In block 66, the temporary search string table 62A is used to identify search strings that are “popular.” A given search string may be treated as popular if, for example, it was submitted by more than a selected threshold of users (e.g., ten) over the relevant time interval. In block 68, the temporary tables 62A, 64A are used to count, for each (popular search string, item category) pair, the number of users in common (i.e., the number that both submitted the string and accessed the category during the relevant time period). The results of this task are depicted by the preliminary mapping table 68A in FIG. 2. In this example, the table 68A reveals that of the users who submitted string A, twenty seven also accessed category A, zero accessed category B, and so on. Although not illustrated in FIG. 2, the correlation data represented by this table 68A may optionally be merged with correlation data from prior iterations/time intervals before proceeding to the next step.

In block 70, a correlation score is calculated for each (popular string, item category) pair. The equation shown below may be used for this purpose, in which “CS” stands for “correlation score:”

CS(string, category)=C/SQRT(A·B)

where:

- A=number of users that submitted the string,
- B=number of users that accessed the category, and
- C=number of users that both submitted string and accessed the category.

The correlation score is a measure of the degree to which the particular search string and item category are related. Any of a variety of other equations or algorithms may be used to calculate the correlation scores. The following are examples:

Cosine Method:

CS(string, category)=C/SQRT(A·B)

where:

- A=number of users that submitted the string,
- B=number of users that accessed the category, and
- C=number of users that both submitted string and accessed the category.

Relative Risk Method:

CS=(A/B)/(C/D)

where:

- A=number of users that both submitted string and accessed the category,
- B=number of users that submitted string
- C=number of users that did not submit the string and accessed the category
- D=number of users that did not submit the string

Odds Ratio Method:

CS=(A/C)/(E/F)

where:

- A=number of users that both submitted string and accessed the category,
- C=number of users that did not submit the string and accessed the category
- E=number of users that submitted the string but did not access the category
- F=number of users that did not submit the string and did not access the category

Probability Lift Method:

alpha=32*log(frequency-of-use rank of B)−84
CS=C/B−(alpha)*A/D

where:

- A=number of users that accessed the category
- B=number of users that submitted the string,
- C=number of users that both submitted the string and accessed the category
- D=Total number of users who have accessed any category and have made any search
- w is a weighting factor such as 0.20.

Weighted method: The above mentioned scores can be combined in a variety of ways to produce a weighted average of multiple scores. For example:

ΣW_iCS_i

where W is a weighting function for each correlation score, CS is the correlation score itself, and ΣW_i=1. For example, we could combine the Cosine and Probability List methods as follows:

CS=w(Cosine Method)+(1−w)*(Probability Lift Method)

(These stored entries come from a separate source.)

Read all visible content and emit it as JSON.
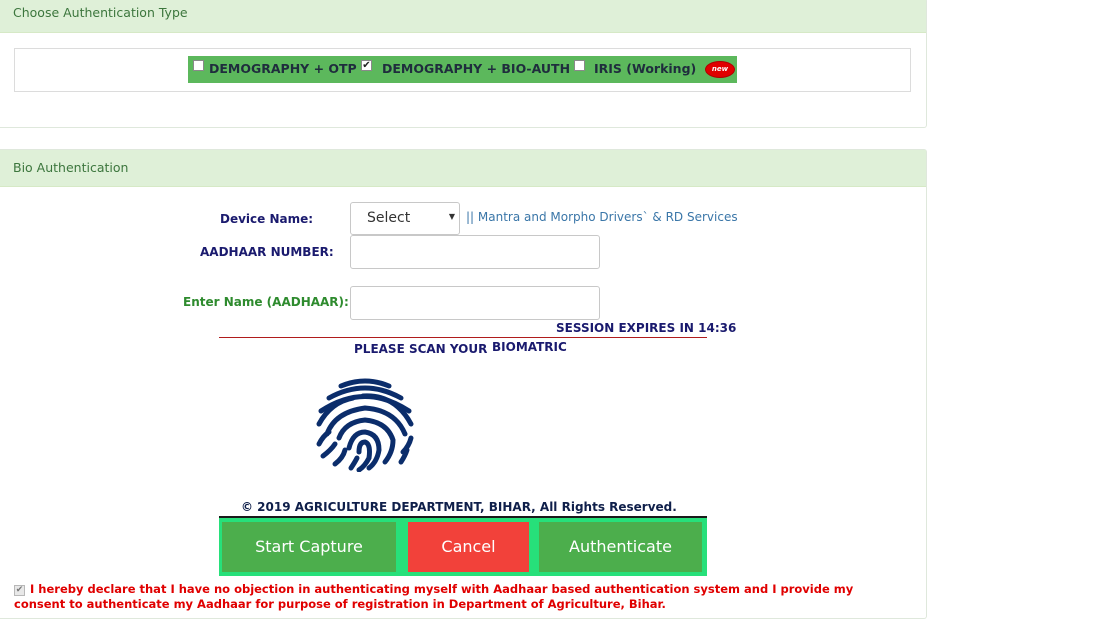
{
  "auth_type_panel": {
    "title": "Choose Authentication Type",
    "options": [
      {
        "label": "DEMOGRAPHY + OTP",
        "checked": false
      },
      {
        "label": "DEMOGRAPHY + BIO-AUTH",
        "checked": true
      },
      {
        "label": "IRIS (Working)",
        "checked": false
      }
    ],
    "new_badge": "new",
    "strip_color": "#5cb85c"
  },
  "bio_panel": {
    "title": "Bio Authentication",
    "device_label": "Device Name:",
    "device_select_value": "Select",
    "drivers_link": "|| Mantra and Morpho Drivers` & RD Services",
    "aadhaar_label": "AADHAAR NUMBER:",
    "aadhaar_value": "",
    "name_label": "Enter Name (AADHAAR):",
    "name_value": "",
    "session_text": "SESSION EXPIRES IN 14:36",
    "scan_text_a": "PLEASE SCAN YOUR",
    "scan_text_b": "BIOMATRIC",
    "fingerprint_icon": "fingerprint-icon",
    "copyright": "© 2019 AGRICULTURE DEPARTMENT, BIHAR, All Rights Reserved."
  },
  "buttons": {
    "start_capture": "Start Capture",
    "cancel": "Cancel",
    "authenticate": "Authenticate",
    "colors": {
      "start": "#4cae4c",
      "cancel": "#f2413a",
      "auth": "#4cae4c",
      "frame": "#27e07a"
    }
  },
  "consent": {
    "checked": true,
    "text": "I hereby declare that I have no objection in authenticating myself with Aadhaar based authentication system and I provide my consent to authenticate my Aadhaar for purpose of registration in Department of Agriculture, Bihar."
  }
}
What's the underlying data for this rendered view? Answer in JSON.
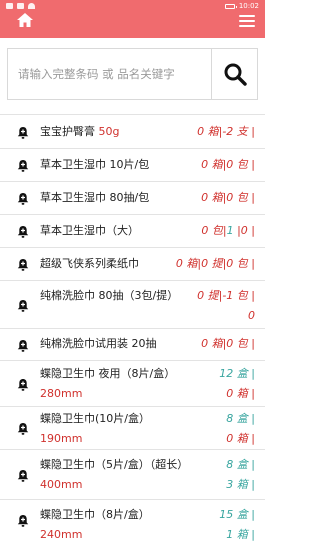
{
  "status_bar": {
    "time": "10:02"
  },
  "header": {
    "home_icon": "home-icon",
    "menu_icon": "hamburger-menu-icon",
    "color": "#f06b6e"
  },
  "search": {
    "placeholder": "请输入完整条码 或 品名关键字",
    "value": ""
  },
  "colors": {
    "red": "#d0312d",
    "teal": "#3aa6a0"
  },
  "items": [
    {
      "name": "宝宝护臀膏 ",
      "spec": "50g",
      "stock": [
        {
          "text": "0 箱",
          "c": "red"
        },
        {
          "text": "|",
          "c": "sep"
        },
        {
          "text": "-2 支",
          "c": "red"
        },
        {
          "text": " |",
          "c": "sep"
        }
      ]
    },
    {
      "name": "草本卫生湿巾 10片/包",
      "spec": "",
      "stock": [
        {
          "text": "0 箱",
          "c": "red"
        },
        {
          "text": "|",
          "c": "sep"
        },
        {
          "text": "0 包",
          "c": "red"
        },
        {
          "text": " |",
          "c": "sep"
        }
      ]
    },
    {
      "name": "草本卫生湿巾 80抽/包",
      "spec": "",
      "stock": [
        {
          "text": "0 箱",
          "c": "red"
        },
        {
          "text": "|",
          "c": "sep"
        },
        {
          "text": "0 包",
          "c": "red"
        },
        {
          "text": " |",
          "c": "sep"
        }
      ]
    },
    {
      "name": "草本卫生湿巾（大）",
      "spec": "",
      "stock": [
        {
          "text": "0 包",
          "c": "red"
        },
        {
          "text": "|",
          "c": "sep"
        },
        {
          "text": "1",
          "c": "teal"
        },
        {
          "text": " |",
          "c": "sep"
        },
        {
          "text": "0",
          "c": "red"
        },
        {
          "text": " |",
          "c": "sep"
        }
      ]
    },
    {
      "name": "超级飞侠系列柔纸巾",
      "spec": "",
      "stock": [
        {
          "text": "0 箱",
          "c": "red"
        },
        {
          "text": "|",
          "c": "sep"
        },
        {
          "text": "0 提",
          "c": "red"
        },
        {
          "text": "|",
          "c": "sep"
        },
        {
          "text": "0 包",
          "c": "red"
        },
        {
          "text": " |",
          "c": "sep"
        }
      ]
    },
    {
      "name": "纯棉洗脸巾 80抽（3包/提）",
      "spec": "",
      "stock": [
        {
          "text": "0 提",
          "c": "red"
        },
        {
          "text": "|",
          "c": "sep"
        },
        {
          "text": "-1 包",
          "c": "red"
        },
        {
          "text": " |",
          "c": "sep"
        },
        {
          "text": "\n0",
          "c": "red"
        }
      ]
    },
    {
      "name": "纯棉洗脸巾试用装 20抽",
      "spec": "",
      "stock": [
        {
          "text": "0 箱",
          "c": "red"
        },
        {
          "text": "|",
          "c": "sep"
        },
        {
          "text": "0 包",
          "c": "red"
        },
        {
          "text": " |",
          "c": "sep"
        }
      ]
    },
    {
      "name": "蝶隐卫生巾 夜用（8片/盒）",
      "spec": "280mm",
      "stock": [
        {
          "text": "12 盒",
          "c": "teal"
        },
        {
          "text": " |",
          "c": "sep-teal"
        },
        {
          "text": "\n0 箱",
          "c": "red"
        },
        {
          "text": " |",
          "c": "sep"
        }
      ]
    },
    {
      "name": "蝶隐卫生巾(10片/盒）",
      "spec": "190mm",
      "stock": [
        {
          "text": "8 盒",
          "c": "teal"
        },
        {
          "text": " |",
          "c": "sep-teal"
        },
        {
          "text": "\n0 箱",
          "c": "red"
        },
        {
          "text": " |",
          "c": "sep"
        }
      ]
    },
    {
      "name": "蝶隐卫生巾（5片/盒）（超长）",
      "spec": "400mm",
      "stock": [
        {
          "text": "8 盒",
          "c": "teal"
        },
        {
          "text": " |",
          "c": "sep-teal"
        },
        {
          "text": "\n3 箱",
          "c": "teal"
        },
        {
          "text": " |",
          "c": "sep-teal"
        }
      ]
    },
    {
      "name": "蝶隐卫生巾（8片/盒）",
      "spec": "240mm",
      "stock": [
        {
          "text": "15 盒",
          "c": "teal"
        },
        {
          "text": " |",
          "c": "sep-teal"
        },
        {
          "text": "\n1 箱",
          "c": "teal"
        },
        {
          "text": " |",
          "c": "sep-teal"
        }
      ]
    }
  ]
}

where w is a weighting factor such as 0.20.

In block 72, for each popular string, the list of categories (CAT_A, CAT_B, CAT_C . . . ) is sorted from highest to correlation score, or equivalently, for highest to lowest degree of association with the particular search string. In addition, each such list of categories is truncated to a fixed maximum length (e.g. ten categories), so that only those categories most closely related to the particular search string are retained in each list. The result of block 72 is a set of string-to-category mappings of the form shown in FIG. 1 (table 40 in exploded form). As mentioned above, the correlation score values may, but need not, be retained.

As will be apparent from the foregoing description of FIG. 2, if a user submits a particular search string and accesses a particular item category within the time interval associated with the retrieved activity data, these two events will affect the correlation score for this (search string, item category) pair. One variation to the algorithm is to take into consideration only those category access events that are deemed to be the result of, or closely associated with, the search string submission. For instance, in this example, the category access event may be excluded from consideration in calculating the correlation score for this (search string, item category) pair unless one of the following conditions is satisfied: (a) the user accessed the item category within a threshold number of clicks (e.g., 10) before or after submitting the search string; (b) the user accessed the item category within a threshold amount of time (e.g., 3 minutes) before or after submitting the search string; or (c) the user accessed the item category after submitting the search string and before submitting a new search string.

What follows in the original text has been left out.